As a comparison, Lamont said roughly 90% of internet funds that launched in the internet boom 20 years ago no longer exist, but neither do their stock: “It is somewhat reflective of the space you are operating in.”
Power of the narrative
An obvious driver of the thematic ETF uptake is they appeal to investors’ narrative of the market.
“The reason they are so popular, particularly on advisory mandates and retail investors, is they are extremely engaging to end clients,” Prout said. “It fits into a narrative-driven investing.
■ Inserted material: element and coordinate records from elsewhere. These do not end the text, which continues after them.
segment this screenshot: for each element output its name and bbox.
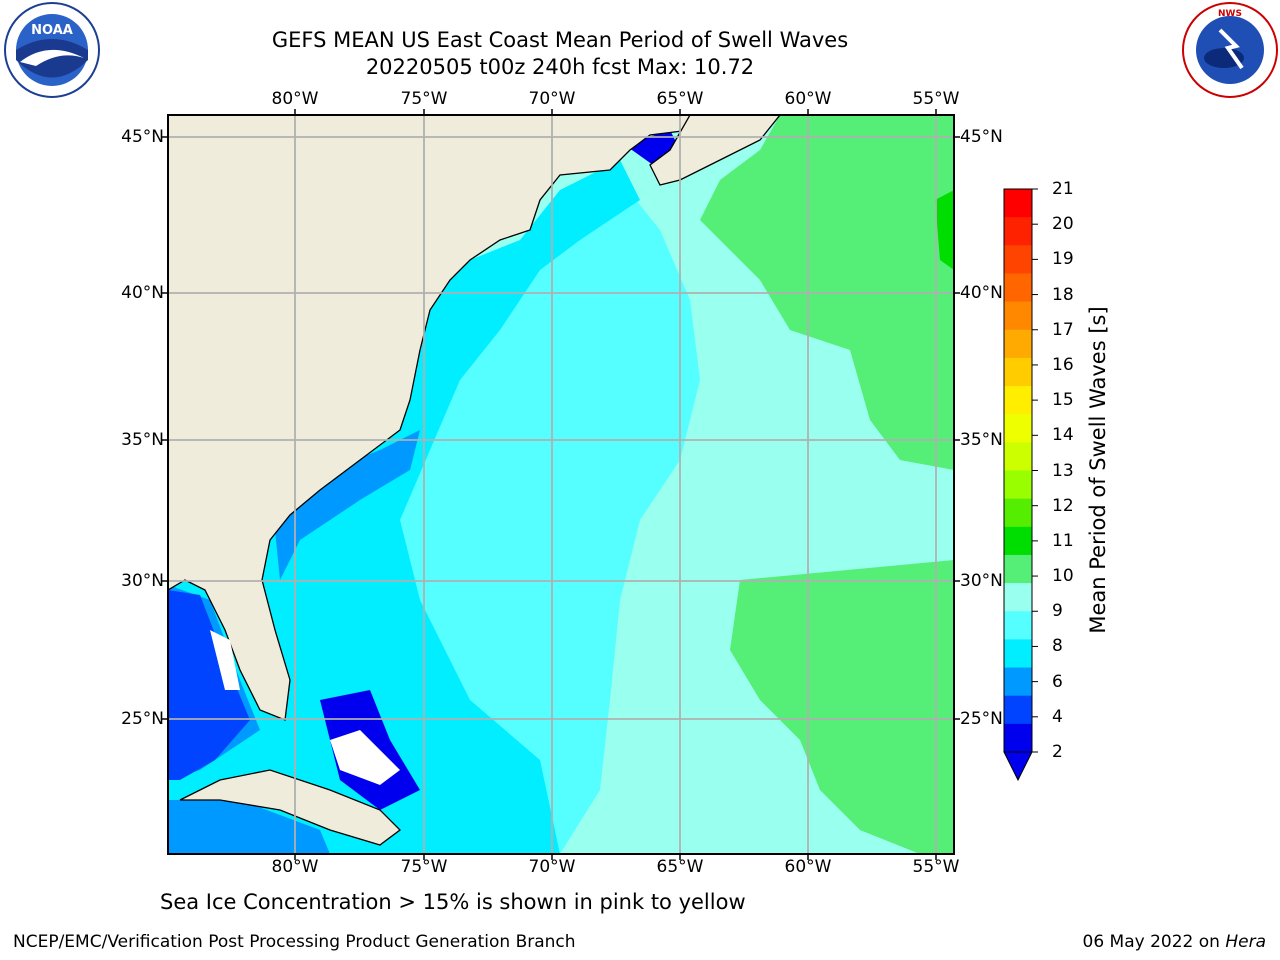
colorbar-tick-label: 21 xyxy=(1052,179,1074,199)
lat-label-right-25n: 25°N xyxy=(960,709,1003,729)
colorbar-tick-label: 13 xyxy=(1052,460,1074,481)
colorbar-tick-label: 9 xyxy=(1052,601,1063,622)
colorbar-tick-label: 15 xyxy=(1052,390,1074,411)
footer-date: 06 May 2022 on Hera xyxy=(1083,932,1267,952)
colorbar-tick-label: 16 xyxy=(1052,354,1074,375)
footer-date-text: 06 May 2022 on xyxy=(1082,932,1226,952)
lat-label-right-30n: 30°N xyxy=(960,571,1003,591)
lat-label-right-35n: 35°N xyxy=(960,430,1003,450)
colorbar-tick-label: 11 xyxy=(1052,530,1074,551)
lat-label-left-35n: 35°N xyxy=(121,430,164,450)
colorbar-segment xyxy=(1004,386,1032,415)
colorbar-tick-label: 4 xyxy=(1052,706,1063,727)
colorbar-segment xyxy=(1004,639,1032,669)
sea-ice-note: Sea Ice Concentration > 15% is shown in … xyxy=(160,890,746,914)
colorbar-tick-label: 8 xyxy=(1052,636,1063,657)
colorbar xyxy=(1003,188,1038,782)
ocean-9-10s-south xyxy=(730,560,954,854)
graticule xyxy=(168,115,954,854)
colorbar-segment xyxy=(1004,329,1032,359)
lon-label-top-70w: 70°W xyxy=(528,89,576,109)
lon-label-bottom-65w: 65°W xyxy=(656,857,704,877)
noaa-logo-text: NOAA xyxy=(31,23,73,38)
lon-label-top-75w: 75°W xyxy=(400,89,448,109)
cuba-landmass xyxy=(179,769,401,846)
ocean-10-11s xyxy=(935,190,954,270)
colorbar-segment xyxy=(1004,526,1032,556)
carolina-2-4s xyxy=(270,430,420,580)
colorbar-tick-label: 6 xyxy=(1052,671,1063,692)
us-landmass xyxy=(168,115,691,721)
lon-label-bottom-55w: 55°W xyxy=(912,857,960,877)
colorbar-tick-label: 18 xyxy=(1052,284,1074,305)
colorbar-segment xyxy=(1004,414,1032,443)
colorbar-segment xyxy=(1004,667,1032,697)
colorbar-label: Mean Period of Swell Waves [s] xyxy=(1086,306,1110,634)
noaa-logo-icon: NOAA xyxy=(4,2,100,98)
lat-label-right-40n: 40°N xyxy=(960,283,1003,303)
chart-title: GEFS MEAN US East Coast Mean Period of S… xyxy=(271,28,849,52)
chart-subtitle: 20220505 t00z 240h fcst Max: 10.72 xyxy=(365,55,755,79)
colorbar-tick-label: 10 xyxy=(1052,566,1074,587)
colorbar-segment xyxy=(1004,583,1032,612)
colorbar-segment xyxy=(1004,554,1032,584)
colorbar-segment xyxy=(1004,442,1032,471)
lon-label-top-55w: 55°W xyxy=(912,89,960,109)
svg-text:NWS: NWS xyxy=(1218,9,1242,19)
lat-label-left-30n: 30°N xyxy=(121,571,164,591)
florida-shelf xyxy=(210,630,240,690)
footer-host: Hera xyxy=(1225,932,1266,952)
colorbar-under-arrow xyxy=(1003,751,1033,782)
colorbar-segment xyxy=(1004,245,1032,274)
colorbar-segment xyxy=(1004,470,1032,500)
colorbar-segment xyxy=(1004,723,1032,753)
colorbar-segment xyxy=(1004,301,1032,331)
caribbean-2-4s xyxy=(168,800,330,854)
lat-label-right-45n: 45°N xyxy=(960,127,1003,147)
lon-label-bottom-60w: 60°W xyxy=(784,857,832,877)
colorbar-tick-label: 2 xyxy=(1052,742,1063,762)
colorbar-tick-label: 12 xyxy=(1052,495,1074,516)
colorbar-segment xyxy=(1004,273,1032,303)
bahamas-bank xyxy=(330,730,400,785)
gulf-under-2s xyxy=(168,590,250,780)
map-frame xyxy=(167,114,955,855)
nws-logo-icon: NWS xyxy=(1182,2,1278,98)
colorbar-segment xyxy=(1004,498,1032,528)
lon-label-bottom-80w: 80°W xyxy=(271,857,319,877)
colorbar-segment xyxy=(1004,217,1032,246)
colorbar-segment xyxy=(1004,357,1032,387)
lat-label-left-40n: 40°N xyxy=(121,283,164,303)
colorbar-tick-label: 17 xyxy=(1052,319,1074,340)
lat-label-left-25n: 25°N xyxy=(121,709,164,729)
lon-label-top-65w: 65°W xyxy=(656,89,704,109)
lat-label-left-45n: 45°N xyxy=(121,127,164,147)
footer-branch: NCEP/EMC/Verification Post Processing Pr… xyxy=(13,932,576,952)
colorbar-tick-label: 14 xyxy=(1052,425,1074,446)
colorbar-tick-label: 19 xyxy=(1052,249,1074,270)
lon-label-top-80w: 80°W xyxy=(271,89,319,109)
colorbar-segment xyxy=(1004,189,1032,218)
colorbar-segment xyxy=(1004,611,1032,640)
colorbar-tick-label: 20 xyxy=(1052,214,1074,235)
lon-label-bottom-70w: 70°W xyxy=(528,857,576,877)
axis-ticks xyxy=(162,109,960,860)
lon-label-bottom-75w: 75°W xyxy=(400,857,448,877)
lon-label-top-60w: 60°W xyxy=(784,89,832,109)
colorbar-segment xyxy=(1004,695,1032,725)
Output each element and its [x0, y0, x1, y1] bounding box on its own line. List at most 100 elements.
There is an attractive story which is understandable for retail clients in a way that jargonised investing such as factors and asset classes are less so and this is incredibly dangerous.”
Despite this, Prout says it would be wrong to dismiss thematic ETFs completely but added investors must have a good understanding of the construction of the product. “It is important to understand what underlying companies they are buying, what methodology the index providers are using and why they are using it, rather than just trusting the narrative.
“Asset managers tend to build products for scale and this is the trade-off with performance. Often when we look at these products and the underlying companies, we have been underwhelmed.”
Lamont agreed it is important to invest with a thorough understanding of the product: “It is important for investors to understand the possible outcomes. It is about setting expectations and understanding them as part of the package.
“Compared to an S&P 500 ETF, they are risky, expensive, and less likely to survive. If you are comparing against single stock bets in technology, or something that is exposed to one of these growth trends, then they are less risky and more diversified.”
While McGivern believes the timing of thematic launches is problematic, he does not see them going anywhere anytime soon: “The way we are seeing passive flows and asset allocation developing, theme-driven investments are probably going to be the way forward.”